Selbst wenn die Idee gut war, selbst wenn die Richtung klar schien – irgendwo zwischen Meetings, Prioritäten und politischen Dynamiken ging die Unterstützung verloren, weshalb ich später gezielt nach Führungsentwicklung durch Segeln als praxisnahem Gegenmodell gesucht habe. Irgendwann wurde mir klar, dass ich nicht noch mehr Theorie brauche, sondern ein Umfeld, in dem Führung unter echten Bedingungen sichtbar wird – genau das versprach mir Führungsentwicklung durch Segeln. Ich wollte erleben, ob Entscheidungen, Kommunikation und Verantwortung in einem realen Kontext schneller zu echten Verhaltensänderungen führen und ob Führungsentwicklung durch Segeln genau diesen Transfer endlich möglich macht.

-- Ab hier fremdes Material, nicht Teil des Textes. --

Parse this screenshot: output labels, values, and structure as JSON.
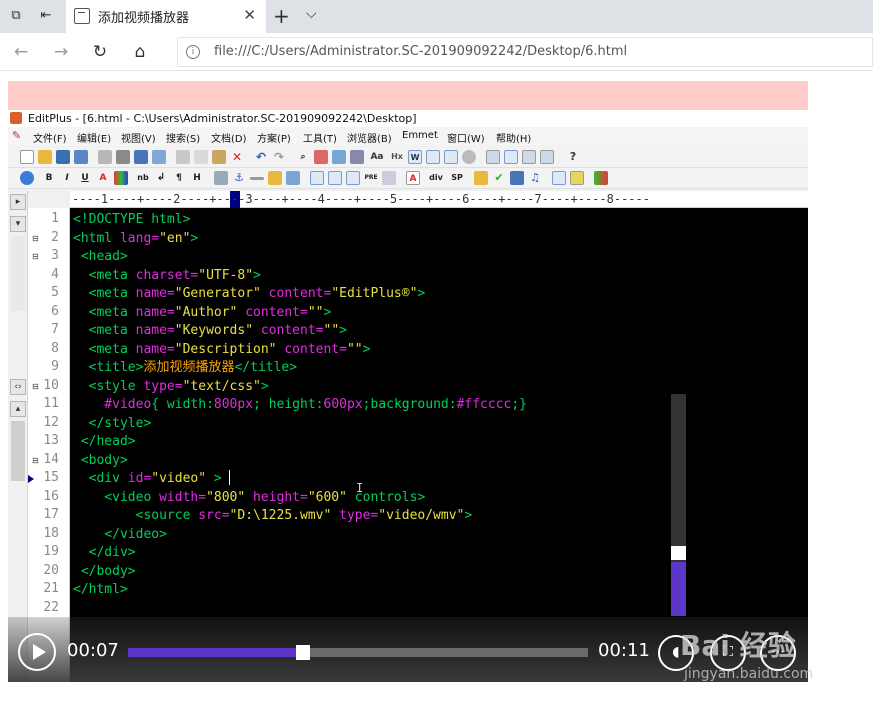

Der Wendepunkt kam für mich nicht in einem Seminarraum, sondern auf dem Wasser – und damit begann meine persönliche Führungsentwicklung durch Segeln.
Vom Kopf zurück in die Präsenz
Beim Segeln – zuerst als Crewmitglied – habe ich erlebt, wie mein Geist sich auf eine Weise öffnete, die ich so nicht erwartet hatte. Der Stress fiel ab. Der Kopf wurde klar. Plötzlich war wieder Raum für Perspektiven, für Reflexion, für echte Gespräche. Nicht als Flucht vor Verantwortung, sondern als Rückkehr zu Klarheit. Genau hier liegt für mich eine der größten Stärken von Führungsentwicklung durch Segeln: Du kommst raus aus dem Dauerrauschen und rein in Präsenz.
Was mich dabei besonders fasziniert hat: Ich war nicht der Einzige. Andere an Bord erlebten etwas Ähnliches. Nach einem Tag auf See wurden Gespräche tiefer, Beobachtungen ehrlicher, Erkenntnisse greifbarer. Man merkte, wie schnell Menschen aus dem reinen Funktionsmodus herauskommen, wenn das Umfeld stimmt. Heute gibt es dafür sogar einen Begriff, der in vielen Kontexten zitiert wird: der „Blue Mind Effect“ – diese besondere mentale Qualität von Ruhe, Fokus und Offenheit in der Nähe von Wasser.
Für mich war das Entscheidende nicht der Begriff, sondern die Wirkung: Nach jedem Törn kam ich inspirierter zurück, zentrierter – und irgendwie weiser. Nicht im esoterischen Sinn, sondern im praktischen: weniger getrieben, mehr klar. Diese Klarheit ist ein echter Hebel für Führungsentwicklung durch Segeln, weil du nicht nur über Führung nachdenkst, sondern dich selbst im Führungsmodus wahrnimmst.
Als Skipper wurde Führung sichtbar
Der zweite Schritt war noch wichtiger: Als ich später selbst als Skipper am Ruder stand, wurde aus dieser Erfahrung ein Führungslernen in Echtzeit. Plötzlich ging es nicht mehr nur um meine eigene innere Klarheit, sondern um Verantwortung für andere. Um Entscheidungen. Um Kommunikation. Um Orientierung. Führungsentwicklung durch Segeln bedeutet an dieser Stelle: Du kannst dich nicht hinter Konzepten verstecken – du führst, oder du führst nicht. Was hier passiert, ist im Kern erfahrungsbasiertes Lernen.
Und dann kam das Feedback, das alles verändert hat.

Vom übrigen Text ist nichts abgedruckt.